De ce qui précède, une première lecture se dégage aisément des premiers chiffres du port de Boma pour l’exercice 2017. La RDC continue toujours à réaliser des importations massives. Par ailleurs, le pays exporte très peu, d’où les difficultés récurrentes à drainer des devises étrangères. Toutefois, ces chiffres en hausse confirment une remontée ininterrompue du commerce de gros et détail. En 2016 déjà, ce secteur a enregistré la deuxième plus forte croissance, soit plus de 10 % contre 13 % pour les industries manufacturières et seulement 5 % pour les mines. Les marchandises importées sont constituées pour l’essentiel des biens d’équipements et de consommation.

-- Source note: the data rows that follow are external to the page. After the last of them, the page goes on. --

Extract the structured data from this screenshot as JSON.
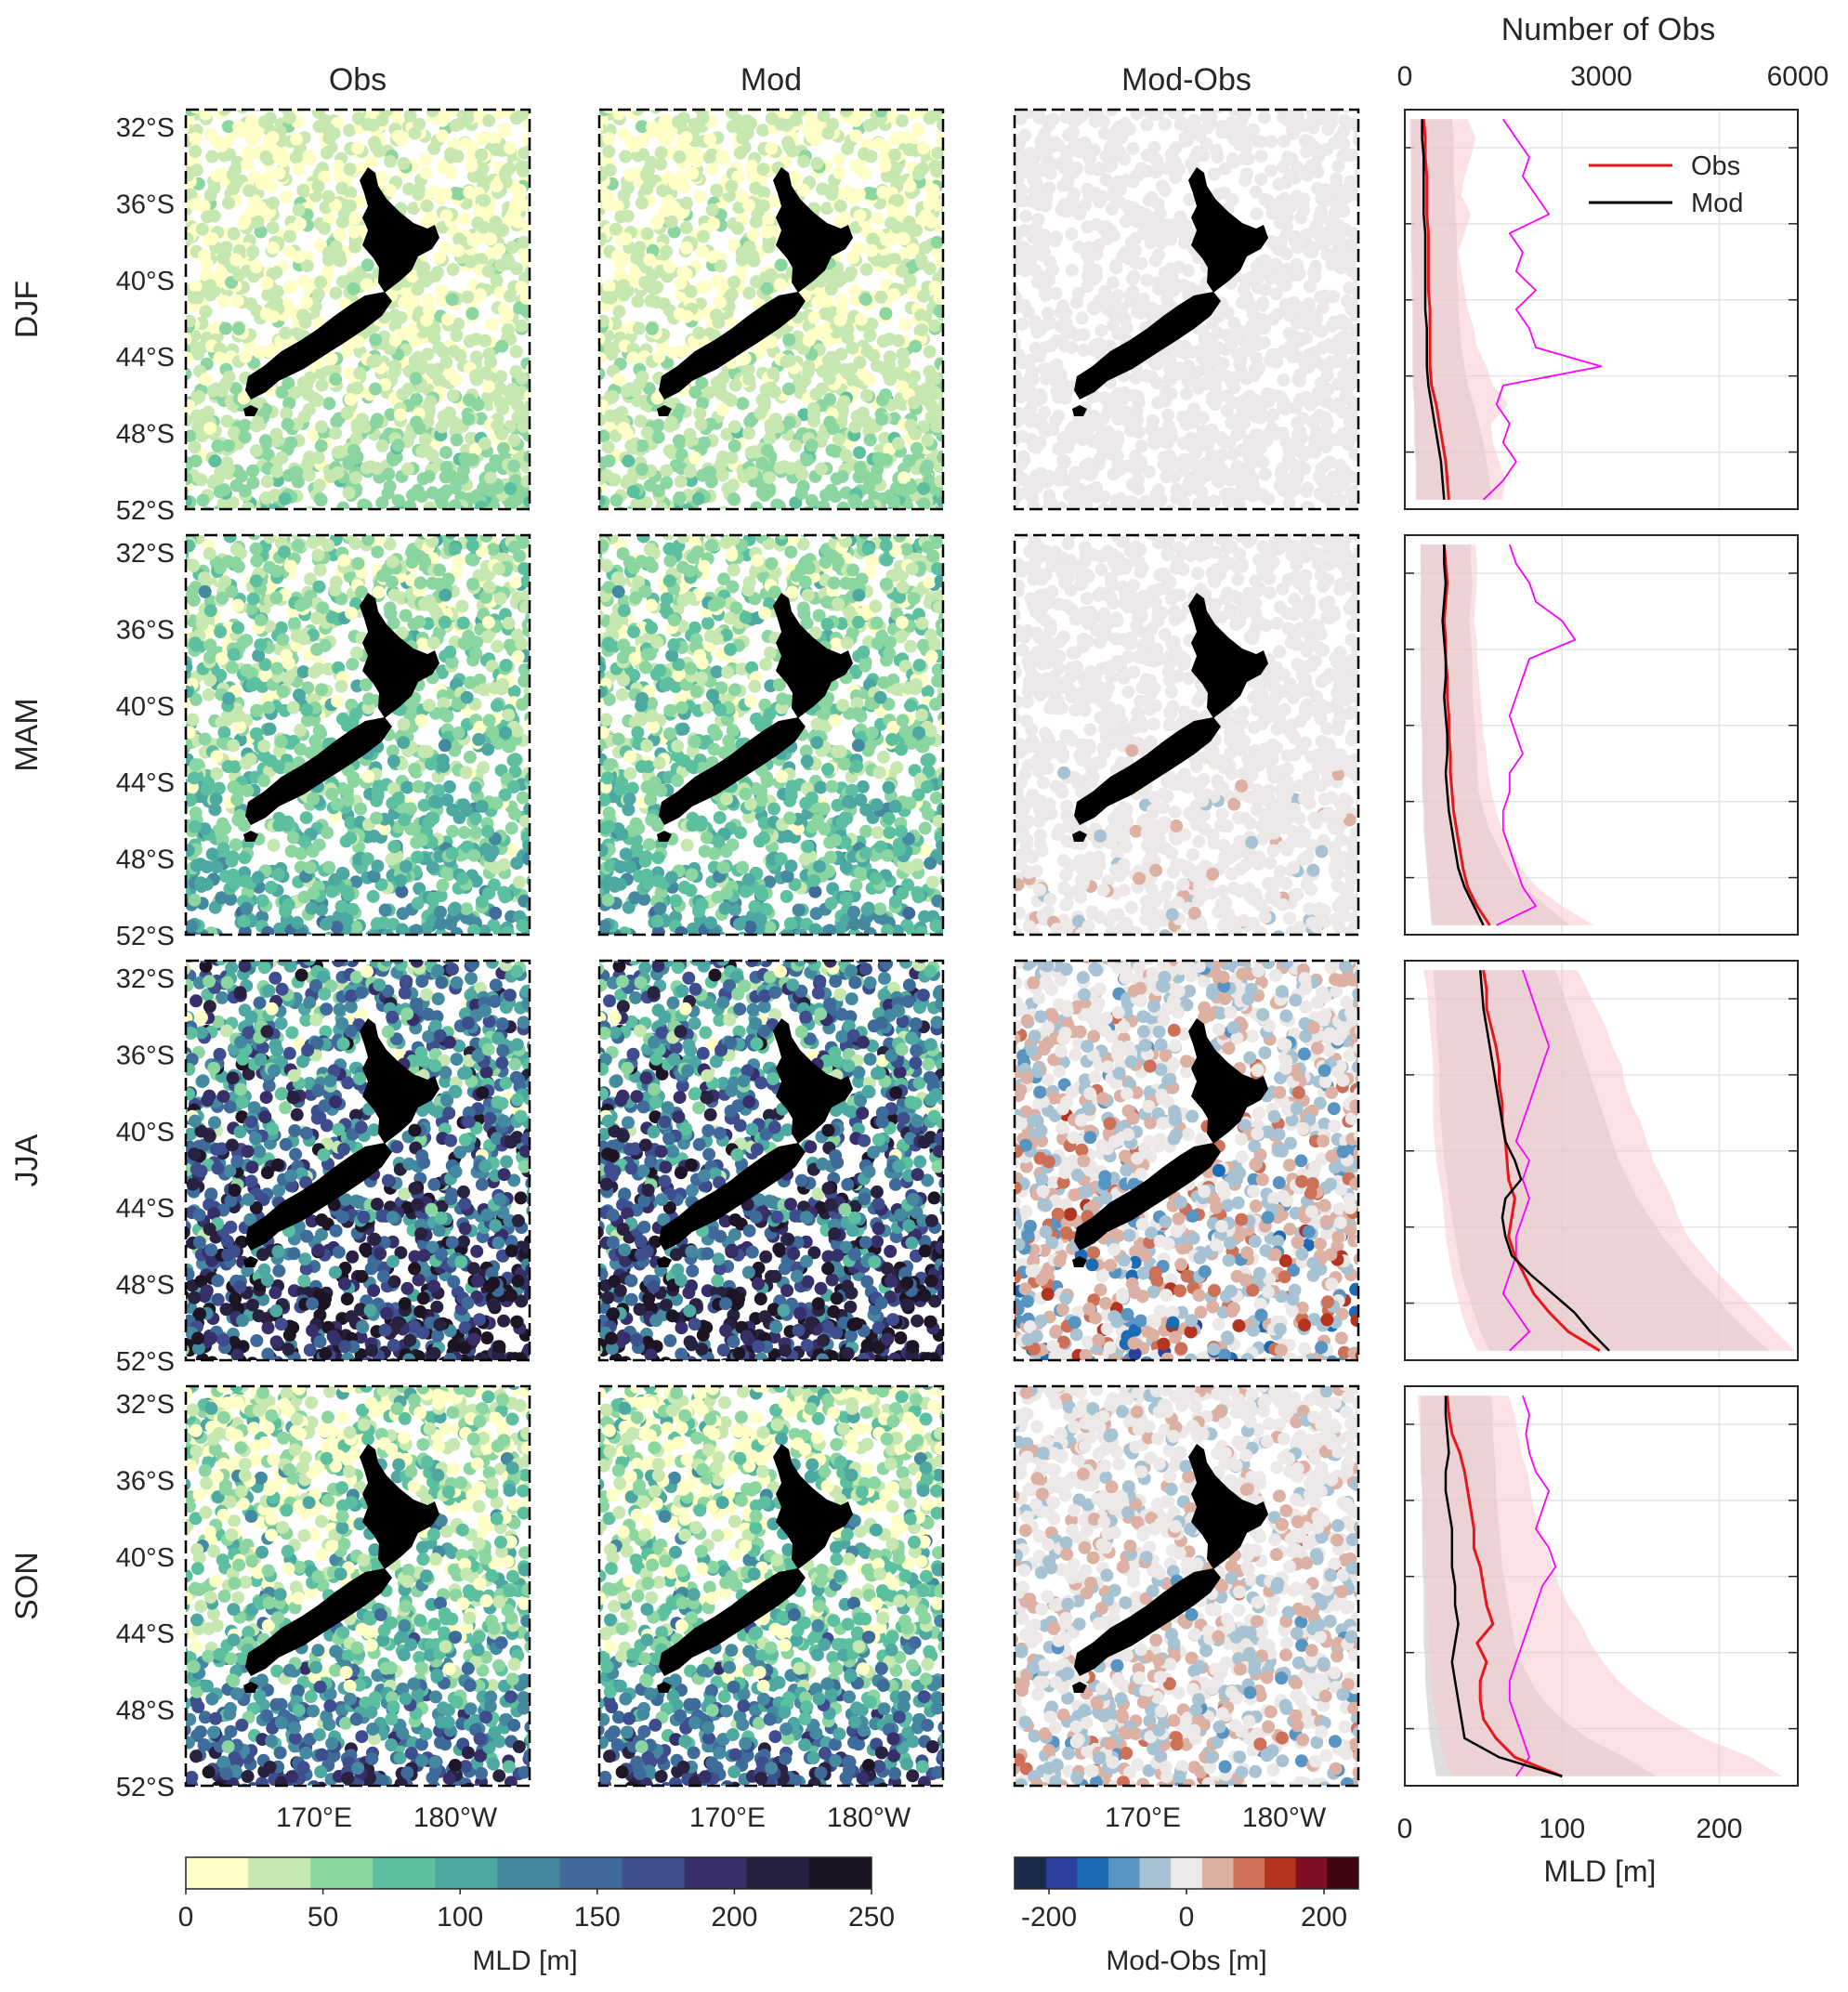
{
  "figure": {
    "column_titles": [
      "Obs",
      "Mod",
      "Mod-Obs"
    ],
    "row_labels": [
      "DJF",
      "MAM",
      "JJA",
      "SON"
    ],
    "lat_ticks": [
      "32°S",
      "36°S",
      "40°S",
      "44°S",
      "48°S",
      "52°S"
    ],
    "lon_ticks": [
      "170°E",
      "180°W"
    ],
    "colors": {
      "land": "#000000",
      "obs_line": "#e8161b",
      "mod_line": "#000000",
      "count_line": "#ff00ff",
      "obs_band": "#f7c9cc",
      "mod_band": "#c8c8c8"
    }
  },
  "colorbars": {
    "mld": {
      "label": "MLD [m]",
      "ticks": [
        "0",
        "50",
        "100",
        "150",
        "200",
        "250"
      ],
      "range": [
        0,
        250
      ],
      "colors": [
        "#fefec6",
        "#c6e7b0",
        "#8bd5a0",
        "#5cc0a0",
        "#4ea8a2",
        "#44899f",
        "#3f6b9b",
        "#3e4d8d",
        "#362f6a",
        "#28213f",
        "#1d1424"
      ]
    },
    "diff": {
      "label": "Mod-Obs [m]",
      "ticks": [
        "-200",
        "0",
        "200"
      ],
      "range": [
        -250,
        250
      ],
      "colors": [
        "#1b2a4a",
        "#2a3f9e",
        "#1d6ab5",
        "#5894c1",
        "#a7c2d2",
        "#ebe8e7",
        "#dcb1a3",
        "#cc7157",
        "#b3341f",
        "#7f1023",
        "#3f0611"
      ]
    }
  },
  "chart_data": {
    "type": "line",
    "top_axis": {
      "label": "Number of Obs",
      "ticks": [
        "0",
        "3000",
        "6000"
      ],
      "range": [
        0,
        6000
      ]
    },
    "bottom_axis": {
      "label": "MLD [m]",
      "ticks": [
        "0",
        "100",
        "200"
      ],
      "range": [
        0,
        250
      ]
    },
    "legend": {
      "entries": [
        "Obs",
        "Mod"
      ],
      "placement": "top-right"
    },
    "grid": true,
    "depth_bins_lat": [
      31.5,
      32.5,
      33.5,
      34.5,
      35.5,
      36.5,
      37.5,
      38.5,
      39.5,
      40.5,
      41.5,
      42.5,
      43.5,
      44.5,
      45.5,
      46.5,
      47.5,
      48.5,
      49.5,
      50.5,
      51.5
    ],
    "panels": [
      {
        "season": "DJF",
        "obs": [
          12,
          13,
          13,
          14,
          14,
          14,
          15,
          15,
          15,
          15,
          16,
          16,
          16,
          16,
          17,
          20,
          22,
          24,
          26,
          27,
          28
        ],
        "mod": [
          11,
          11,
          12,
          12,
          12,
          12,
          13,
          13,
          13,
          13,
          13,
          14,
          14,
          14,
          15,
          17,
          19,
          21,
          23,
          24,
          25
        ],
        "obs_band": [
          [
            3,
            40
          ],
          [
            3,
            45
          ],
          [
            4,
            42
          ],
          [
            4,
            38
          ],
          [
            4,
            36
          ],
          [
            4,
            42
          ],
          [
            4,
            38
          ],
          [
            4,
            34
          ],
          [
            4,
            36
          ],
          [
            4,
            38
          ],
          [
            5,
            40
          ],
          [
            5,
            44
          ],
          [
            5,
            46
          ],
          [
            5,
            52
          ],
          [
            6,
            56
          ],
          [
            6,
            66
          ],
          [
            7,
            55
          ],
          [
            7,
            56
          ],
          [
            8,
            60
          ],
          [
            8,
            64
          ],
          [
            8,
            62
          ]
        ],
        "mod_band": [
          [
            4,
            30
          ],
          [
            4,
            31
          ],
          [
            4,
            31
          ],
          [
            4,
            31
          ],
          [
            4,
            32
          ],
          [
            4,
            32
          ],
          [
            4,
            33
          ],
          [
            4,
            33
          ],
          [
            5,
            33
          ],
          [
            5,
            34
          ],
          [
            5,
            34
          ],
          [
            5,
            35
          ],
          [
            5,
            36
          ],
          [
            5,
            38
          ],
          [
            5,
            40
          ],
          [
            6,
            44
          ],
          [
            6,
            47
          ],
          [
            6,
            50
          ],
          [
            7,
            52
          ],
          [
            7,
            54
          ],
          [
            7,
            55
          ]
        ],
        "count": [
          1500,
          1700,
          1900,
          1800,
          2000,
          2200,
          1600,
          1800,
          1700,
          2000,
          1700,
          1900,
          2000,
          3000,
          1500,
          1400,
          1600,
          1500,
          1700,
          1500,
          1200
        ]
      },
      {
        "season": "MAM",
        "obs": [
          25,
          26,
          27,
          26,
          25,
          26,
          26,
          27,
          27,
          28,
          28,
          29,
          29,
          30,
          31,
          33,
          35,
          37,
          40,
          46,
          54
        ],
        "mod": [
          25,
          25,
          26,
          25,
          24,
          25,
          26,
          26,
          25,
          26,
          27,
          27,
          26,
          27,
          28,
          30,
          32,
          34,
          38,
          44,
          50
        ],
        "obs_band": [
          [
            10,
            45
          ],
          [
            10,
            46
          ],
          [
            11,
            46
          ],
          [
            10,
            45
          ],
          [
            10,
            44
          ],
          [
            10,
            46
          ],
          [
            10,
            46
          ],
          [
            11,
            47
          ],
          [
            11,
            48
          ],
          [
            11,
            49
          ],
          [
            11,
            50
          ],
          [
            12,
            52
          ],
          [
            12,
            53
          ],
          [
            12,
            55
          ],
          [
            13,
            58
          ],
          [
            13,
            62
          ],
          [
            14,
            68
          ],
          [
            15,
            74
          ],
          [
            16,
            84
          ],
          [
            17,
            100
          ],
          [
            18,
            120
          ]
        ],
        "mod_band": [
          [
            10,
            42
          ],
          [
            10,
            42
          ],
          [
            10,
            43
          ],
          [
            10,
            42
          ],
          [
            10,
            41
          ],
          [
            10,
            42
          ],
          [
            10,
            43
          ],
          [
            10,
            43
          ],
          [
            10,
            43
          ],
          [
            10,
            44
          ],
          [
            11,
            45
          ],
          [
            11,
            46
          ],
          [
            11,
            46
          ],
          [
            11,
            47
          ],
          [
            12,
            50
          ],
          [
            12,
            54
          ],
          [
            13,
            60
          ],
          [
            14,
            66
          ],
          [
            15,
            76
          ],
          [
            16,
            90
          ],
          [
            17,
            105
          ]
        ],
        "count": [
          1600,
          1700,
          1900,
          2000,
          2400,
          2600,
          1900,
          1800,
          1700,
          1600,
          1700,
          1800,
          1600,
          1600,
          1500,
          1500,
          1600,
          1700,
          1800,
          2000,
          1400
        ]
      },
      {
        "season": "JJA",
        "obs": [
          50,
          52,
          52,
          55,
          58,
          60,
          60,
          62,
          62,
          64,
          65,
          66,
          70,
          68,
          66,
          70,
          76,
          82,
          92,
          104,
          124
        ],
        "mod": [
          48,
          49,
          50,
          52,
          54,
          56,
          58,
          60,
          62,
          64,
          70,
          74,
          64,
          62,
          64,
          68,
          80,
          94,
          108,
          118,
          130
        ],
        "obs_band": [
          [
            12,
            110
          ],
          [
            14,
            116
          ],
          [
            15,
            122
          ],
          [
            16,
            128
          ],
          [
            17,
            132
          ],
          [
            18,
            138
          ],
          [
            18,
            140
          ],
          [
            18,
            144
          ],
          [
            18,
            150
          ],
          [
            19,
            154
          ],
          [
            20,
            158
          ],
          [
            22,
            164
          ],
          [
            24,
            170
          ],
          [
            25,
            174
          ],
          [
            26,
            180
          ],
          [
            28,
            190
          ],
          [
            30,
            200
          ],
          [
            33,
            212
          ],
          [
            36,
            224
          ],
          [
            40,
            236
          ],
          [
            46,
            248
          ]
        ],
        "mod_band": [
          [
            18,
            96
          ],
          [
            19,
            100
          ],
          [
            20,
            104
          ],
          [
            20,
            108
          ],
          [
            21,
            112
          ],
          [
            22,
            116
          ],
          [
            22,
            120
          ],
          [
            22,
            124
          ],
          [
            23,
            128
          ],
          [
            24,
            132
          ],
          [
            25,
            136
          ],
          [
            27,
            142
          ],
          [
            28,
            148
          ],
          [
            30,
            156
          ],
          [
            32,
            164
          ],
          [
            34,
            174
          ],
          [
            36,
            184
          ],
          [
            40,
            196
          ],
          [
            44,
            206
          ],
          [
            48,
            218
          ],
          [
            54,
            232
          ]
        ],
        "count": [
          1800,
          1900,
          2000,
          2100,
          2200,
          2100,
          2000,
          1900,
          1800,
          1700,
          1900,
          1800,
          1900,
          1800,
          1700,
          1700,
          1600,
          1500,
          1700,
          1900,
          1600
        ]
      },
      {
        "season": "SON",
        "obs": [
          27,
          28,
          30,
          35,
          38,
          40,
          42,
          44,
          44,
          48,
          50,
          52,
          56,
          46,
          52,
          48,
          48,
          50,
          58,
          70,
          100
        ],
        "mod": [
          26,
          26,
          27,
          28,
          26,
          26,
          28,
          30,
          30,
          30,
          32,
          32,
          34,
          32,
          30,
          32,
          34,
          36,
          38,
          60,
          100
        ],
        "obs_band": [
          [
            8,
            66
          ],
          [
            9,
            70
          ],
          [
            10,
            72
          ],
          [
            10,
            74
          ],
          [
            11,
            78
          ],
          [
            11,
            80
          ],
          [
            12,
            82
          ],
          [
            12,
            86
          ],
          [
            13,
            90
          ],
          [
            13,
            94
          ],
          [
            14,
            98
          ],
          [
            14,
            104
          ],
          [
            15,
            112
          ],
          [
            15,
            118
          ],
          [
            16,
            126
          ],
          [
            17,
            136
          ],
          [
            18,
            150
          ],
          [
            20,
            168
          ],
          [
            22,
            190
          ],
          [
            25,
            220
          ],
          [
            30,
            240
          ]
        ],
        "mod_band": [
          [
            10,
            55
          ],
          [
            10,
            56
          ],
          [
            10,
            56
          ],
          [
            10,
            57
          ],
          [
            10,
            58
          ],
          [
            11,
            58
          ],
          [
            11,
            59
          ],
          [
            11,
            60
          ],
          [
            11,
            61
          ],
          [
            11,
            62
          ],
          [
            12,
            64
          ],
          [
            12,
            66
          ],
          [
            12,
            68
          ],
          [
            12,
            70
          ],
          [
            13,
            74
          ],
          [
            13,
            80
          ],
          [
            14,
            88
          ],
          [
            15,
            100
          ],
          [
            16,
            116
          ],
          [
            18,
            140
          ],
          [
            20,
            160
          ]
        ],
        "count": [
          1800,
          1900,
          1850,
          1900,
          2000,
          2200,
          2100,
          2000,
          2200,
          2300,
          2100,
          2000,
          1900,
          1800,
          1700,
          1600,
          1600,
          1700,
          1800,
          1900,
          1700
        ]
      }
    ]
  }
}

En comparant le premier trimestre 2017 avec la période correspondante en 2016, l’on constate également une augmentation atteignant les 4 000 tonnes, une preuve de plus du regain des activités de commerce. Plus globalement, les chiffres du premier trimestre 2017 révèlent que 19 navires de haute mer ont transité par ce même port maritime. Boma, Matadi et Banana sont les 3 ports maritimes échelonnés le long du bief maritime, à l’embouchure du fleuve.  Pour rappel, Matadi dispose du port le mieux développé du pays, à 150 km de l’Océan. Avec l’arrêt du trafic ferroviaire, les ports maritimes génèrent 95 % des flux financiers de la Société congolaise des transports et ports (SCTP).

Dans son étude financière et économique sur la RDC (édition 2017), la Banque mondiale s’est penchée sur cette question en précisant que les importations de marchandises sont passées de 8 milliards en 2010 à 12,7 milliards de dollars américains USD en 2014, avant de baisser à 10,6 milliards en 2015. Quant à la part des biens d’équipements, elle se situe à environ 59 % (source Banque centrale du Congo 2015). Ensuite, il y a les biens d’équipements et de premières nécessités qui représentent 30 % du total des importations nationales. Nous y reviendrons.